VB: Meine Kollegin hat in dem Salon, in dem ich jetzt arbeite, viele Jahre gearbeitet und ihr wurde angeboten, diesen zu übernehmen. Drei Jahre lang nutzte sie die Räumlichkeiten alleine …
… und wie kamen Sie dann ins Spiel?
VB: Ich war 34 Jahre lang in einem anderen Salon angestellt, der geschlossen wurde. Damals war ich 49. Zuerst dachte ich mir: Lass es mal langsam angehen, orientiere dich um, … aber ich bemerkte schnell, dass der Beruf mein Leben war. Das war auch der Grund, warum ich einen Raum für mich suchte. Ich wusste von meiner jetzigen Kollegin, dass sie als Soloselbstständige ihr Unternehmen führt. Von ihr wollte ich wissen, wie sie das alles umsetzt, denn sie ist so – wie ich – ohne Meister. Wir haben aufgrund unserer jahrelangen Tätigkeit eine Ausnahmebewilligung erhalten.

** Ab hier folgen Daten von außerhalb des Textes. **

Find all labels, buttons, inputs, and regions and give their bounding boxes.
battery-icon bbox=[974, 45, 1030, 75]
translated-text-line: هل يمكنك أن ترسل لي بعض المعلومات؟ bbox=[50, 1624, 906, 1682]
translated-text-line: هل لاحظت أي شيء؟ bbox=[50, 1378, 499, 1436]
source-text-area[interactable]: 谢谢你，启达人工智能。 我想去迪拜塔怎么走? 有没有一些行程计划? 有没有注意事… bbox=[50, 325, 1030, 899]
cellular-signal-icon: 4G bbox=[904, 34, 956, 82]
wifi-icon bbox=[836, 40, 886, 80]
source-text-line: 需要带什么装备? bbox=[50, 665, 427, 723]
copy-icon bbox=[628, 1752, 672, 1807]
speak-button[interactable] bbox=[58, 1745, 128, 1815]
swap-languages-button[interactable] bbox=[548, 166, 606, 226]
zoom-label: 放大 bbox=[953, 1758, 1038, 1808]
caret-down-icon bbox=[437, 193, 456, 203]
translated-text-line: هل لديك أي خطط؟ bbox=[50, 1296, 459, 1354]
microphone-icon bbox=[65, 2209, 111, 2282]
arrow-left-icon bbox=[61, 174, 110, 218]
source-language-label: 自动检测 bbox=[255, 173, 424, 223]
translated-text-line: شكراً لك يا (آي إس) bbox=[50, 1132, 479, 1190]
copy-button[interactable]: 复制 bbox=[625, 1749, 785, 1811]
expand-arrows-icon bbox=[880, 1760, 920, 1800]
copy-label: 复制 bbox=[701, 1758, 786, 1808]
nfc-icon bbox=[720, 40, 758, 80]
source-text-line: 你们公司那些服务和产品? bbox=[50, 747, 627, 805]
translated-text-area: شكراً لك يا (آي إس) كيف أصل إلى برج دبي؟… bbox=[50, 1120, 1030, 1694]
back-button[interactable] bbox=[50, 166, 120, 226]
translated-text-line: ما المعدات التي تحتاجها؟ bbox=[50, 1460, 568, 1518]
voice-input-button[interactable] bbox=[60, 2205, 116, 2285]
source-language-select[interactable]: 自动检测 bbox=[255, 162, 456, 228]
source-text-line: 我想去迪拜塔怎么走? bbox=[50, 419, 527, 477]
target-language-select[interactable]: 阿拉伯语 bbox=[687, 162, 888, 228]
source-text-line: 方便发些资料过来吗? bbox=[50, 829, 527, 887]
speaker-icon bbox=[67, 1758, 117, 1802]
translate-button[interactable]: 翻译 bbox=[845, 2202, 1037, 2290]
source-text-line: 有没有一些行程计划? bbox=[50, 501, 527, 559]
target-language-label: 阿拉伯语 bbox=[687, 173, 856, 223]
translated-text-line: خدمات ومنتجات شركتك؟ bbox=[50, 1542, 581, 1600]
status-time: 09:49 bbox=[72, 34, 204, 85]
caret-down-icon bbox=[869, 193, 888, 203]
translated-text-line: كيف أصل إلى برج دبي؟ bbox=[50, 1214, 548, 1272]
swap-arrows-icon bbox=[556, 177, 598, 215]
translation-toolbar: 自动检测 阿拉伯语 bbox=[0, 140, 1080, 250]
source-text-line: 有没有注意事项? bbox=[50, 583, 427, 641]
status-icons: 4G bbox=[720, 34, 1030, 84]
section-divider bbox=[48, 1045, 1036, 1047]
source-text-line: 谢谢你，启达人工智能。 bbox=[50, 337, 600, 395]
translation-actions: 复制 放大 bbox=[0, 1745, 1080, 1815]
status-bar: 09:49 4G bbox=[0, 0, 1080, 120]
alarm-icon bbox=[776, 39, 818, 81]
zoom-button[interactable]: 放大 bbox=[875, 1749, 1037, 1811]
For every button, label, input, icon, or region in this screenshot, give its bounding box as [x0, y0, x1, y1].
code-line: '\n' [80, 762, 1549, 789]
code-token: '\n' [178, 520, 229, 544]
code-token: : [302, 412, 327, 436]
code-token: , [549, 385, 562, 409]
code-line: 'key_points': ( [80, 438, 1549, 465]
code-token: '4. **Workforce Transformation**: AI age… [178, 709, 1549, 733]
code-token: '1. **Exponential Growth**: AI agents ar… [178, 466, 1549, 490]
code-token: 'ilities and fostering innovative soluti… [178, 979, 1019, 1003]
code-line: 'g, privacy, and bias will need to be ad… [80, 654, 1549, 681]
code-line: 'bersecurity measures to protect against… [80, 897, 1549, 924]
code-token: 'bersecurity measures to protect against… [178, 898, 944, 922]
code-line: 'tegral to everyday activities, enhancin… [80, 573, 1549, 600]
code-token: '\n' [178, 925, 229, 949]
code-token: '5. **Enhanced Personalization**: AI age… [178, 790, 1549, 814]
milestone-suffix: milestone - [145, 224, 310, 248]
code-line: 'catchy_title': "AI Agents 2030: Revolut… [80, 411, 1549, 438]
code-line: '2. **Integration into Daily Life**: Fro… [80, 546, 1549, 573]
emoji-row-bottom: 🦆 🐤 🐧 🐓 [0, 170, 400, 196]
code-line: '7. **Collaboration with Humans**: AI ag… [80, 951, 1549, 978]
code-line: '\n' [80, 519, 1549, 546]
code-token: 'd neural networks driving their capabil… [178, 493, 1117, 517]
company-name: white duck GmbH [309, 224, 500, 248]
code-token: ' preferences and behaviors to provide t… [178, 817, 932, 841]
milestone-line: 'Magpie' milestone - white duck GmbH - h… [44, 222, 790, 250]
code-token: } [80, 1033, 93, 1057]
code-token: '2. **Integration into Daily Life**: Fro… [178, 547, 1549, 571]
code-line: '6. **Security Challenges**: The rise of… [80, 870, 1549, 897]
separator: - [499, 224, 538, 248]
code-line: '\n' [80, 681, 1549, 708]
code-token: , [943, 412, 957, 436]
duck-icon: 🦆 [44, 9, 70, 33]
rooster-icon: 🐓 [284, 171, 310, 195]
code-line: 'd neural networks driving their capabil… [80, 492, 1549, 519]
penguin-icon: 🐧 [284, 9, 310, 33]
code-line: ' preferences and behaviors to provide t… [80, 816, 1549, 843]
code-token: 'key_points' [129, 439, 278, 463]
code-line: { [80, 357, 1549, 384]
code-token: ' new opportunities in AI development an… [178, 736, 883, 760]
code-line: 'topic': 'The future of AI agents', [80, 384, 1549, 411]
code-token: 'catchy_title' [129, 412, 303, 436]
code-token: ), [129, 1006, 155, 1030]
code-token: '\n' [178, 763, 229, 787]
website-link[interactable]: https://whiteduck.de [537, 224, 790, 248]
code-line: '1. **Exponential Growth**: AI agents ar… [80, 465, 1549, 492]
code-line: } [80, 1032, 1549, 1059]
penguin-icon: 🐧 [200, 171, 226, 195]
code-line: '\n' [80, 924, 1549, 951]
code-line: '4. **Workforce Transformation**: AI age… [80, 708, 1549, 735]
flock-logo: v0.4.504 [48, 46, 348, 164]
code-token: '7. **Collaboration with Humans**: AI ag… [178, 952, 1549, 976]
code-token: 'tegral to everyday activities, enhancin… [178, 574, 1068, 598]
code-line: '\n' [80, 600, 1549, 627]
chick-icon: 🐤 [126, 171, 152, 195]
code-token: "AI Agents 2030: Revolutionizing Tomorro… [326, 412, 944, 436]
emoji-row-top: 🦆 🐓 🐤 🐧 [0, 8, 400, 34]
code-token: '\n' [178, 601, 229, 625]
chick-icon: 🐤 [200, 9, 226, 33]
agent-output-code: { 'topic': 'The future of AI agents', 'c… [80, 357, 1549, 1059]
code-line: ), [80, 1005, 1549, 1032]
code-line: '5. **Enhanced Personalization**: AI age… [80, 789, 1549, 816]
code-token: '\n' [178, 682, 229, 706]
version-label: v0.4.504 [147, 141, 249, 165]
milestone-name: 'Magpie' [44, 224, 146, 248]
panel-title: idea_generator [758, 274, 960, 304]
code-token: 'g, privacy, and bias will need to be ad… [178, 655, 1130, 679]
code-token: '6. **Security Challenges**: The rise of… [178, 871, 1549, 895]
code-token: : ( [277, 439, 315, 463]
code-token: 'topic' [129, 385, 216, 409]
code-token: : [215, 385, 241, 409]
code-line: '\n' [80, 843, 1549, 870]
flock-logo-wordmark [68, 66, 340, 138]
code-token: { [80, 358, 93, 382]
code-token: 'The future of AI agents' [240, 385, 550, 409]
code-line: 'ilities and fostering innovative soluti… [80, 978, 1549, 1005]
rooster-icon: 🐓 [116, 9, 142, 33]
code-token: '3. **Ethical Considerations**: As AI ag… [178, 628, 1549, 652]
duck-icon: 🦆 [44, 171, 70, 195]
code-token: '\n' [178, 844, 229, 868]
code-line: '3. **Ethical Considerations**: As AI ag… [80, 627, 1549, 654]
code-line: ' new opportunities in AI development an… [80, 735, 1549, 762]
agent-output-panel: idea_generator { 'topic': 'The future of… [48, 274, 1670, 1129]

Wie funktioniert so ein Salonbetrieb mit zwei Soloselbstständigen?
VB: Es wurde einfach alles ganz klar getrennt. Wir waren zwei unterschiedliche Unternehmen mit eigenem Namen, separatem Telefon, unterschiedlicher Kundschaft, anders kalkulierten Preisen und genauso war es auch bei den Waren. Wir hatten alles konsequent getrennt. Sogar unsere beiden Werbeplakate hingen an der Wand.
Wie wurde Laufkundschaft gehandhabt?
VB: Da wir nur mit Terminvergabe gearbeitet haben, kam das nicht oft vor. Aber natürlich hat man sich kurz koordiniert, wer Zeit hat. Wir haben uns Kundschaft auch niemals abgeworben. Es gab schon mal den Fall, dass Kunden die andere Friseurin aus Neugierde probierten, aber das ist ja auch kein Problem, solange man offen und ehrlich über alles spricht.